Learning the basics of AWS is key to working in this industry, as cloud computing, networking, and database services have revolutionized storage in the last few years. Developing an application or environment in AWS can give a data engineer a leg up when working with Microsoft’s Azure and Google Cloud, the next biggest cloud service providers after Amazon, as the basic ideas behind these well-recognized cloud vendors are essentially the same, such as creating data volumes for block storage versus network file system (NFS), a client/server program for accessing and viewing files on remote devices.

The Best of Both Worlds

Finally, if you’re a good programmer and a good public speaker, you’ll be more likely be selected to be a data engineer over someone who is only one of these things. And while data engineering will involve writing code, it is not necessary to be considered an actual coder – it’s much more integral to be able to pick things up on the fly and apply them with a high degree of abstraction.

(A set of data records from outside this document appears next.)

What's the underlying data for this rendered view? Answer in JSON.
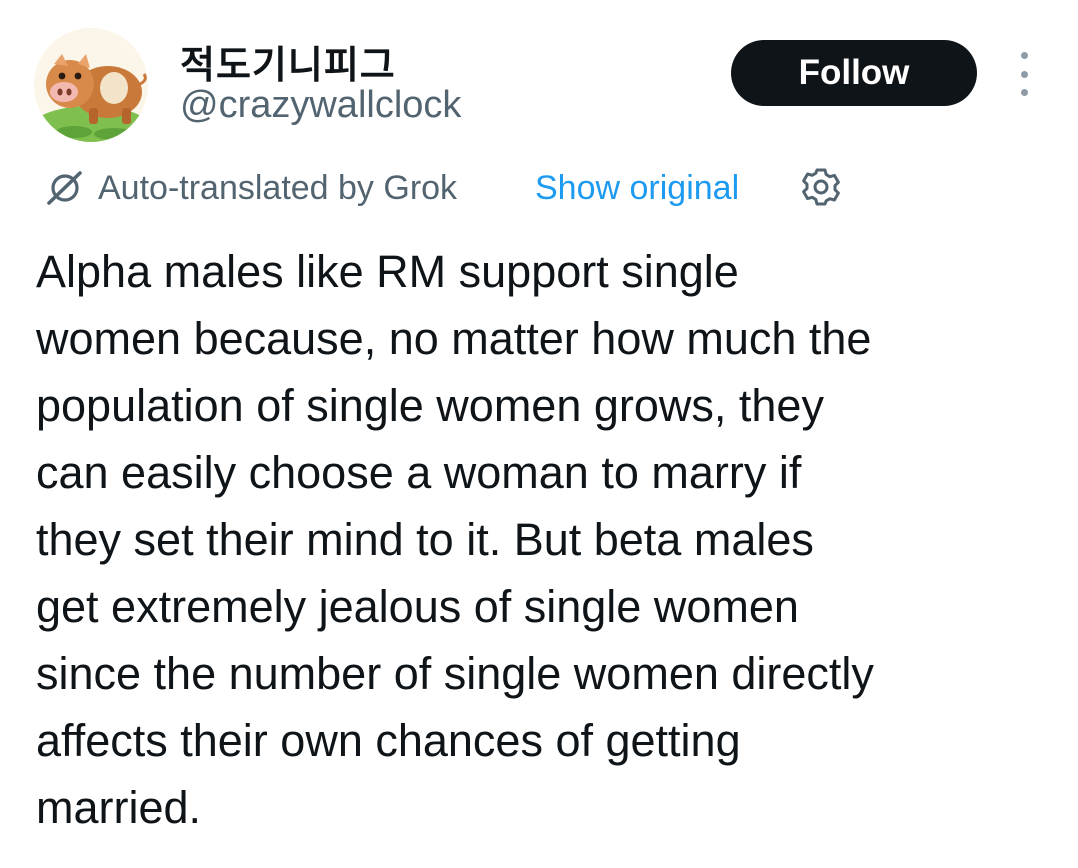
{
  "author": {
    "display_name": "적도기니피그",
    "handle": "@crazywallclock",
    "avatar_icon": "pig-avatar-icon"
  },
  "actions": {
    "follow_label": "Follow",
    "more_icon": "more-options-icon"
  },
  "translation": {
    "icon": "grok-icon",
    "label": "Auto-translated by Grok",
    "show_original_label": "Show original",
    "settings_icon": "gear-icon"
  },
  "post": {
    "text": "Alpha males like RM support single\nwomen because, no matter how much the\npopulation of single women grows, they\ncan easily choose a woman to marry if\nthey set their mind to it. But beta males\nget extremely jealous of single women\nsince the number of single women directly\naffects their own chances of getting\nmarried."
  },
  "colors": {
    "text_primary": "#0f1419",
    "text_secondary": "#536471",
    "link": "#1d9bf0",
    "follow_bg": "#0f1419"
  }
}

That means being able to construct DRY (Don’t Repeat Yourself) code classes so that functions can be built, extended, and reused in a modular manner, along with increasing the efficiencies of working in the Linux operating system and communicating using bash commands, can all round out your skillset. Companies also tend to appreciate data engineers who know other languages like Scala, Java, R, and C.

In engineering, “doing practically” carries much more weight than “theories and book smarts.” So focus on doing self-starting projects, add a touch of soft skills to complement your subject matter expertise, and bring a little of your uniqueness to any application, as a data engineer often has to be self-sufficient and independent, but also work well in teams.

If you can do all this at once, then maybe – just maybe – you’ll find a place in the company you want to work for as a data engineer.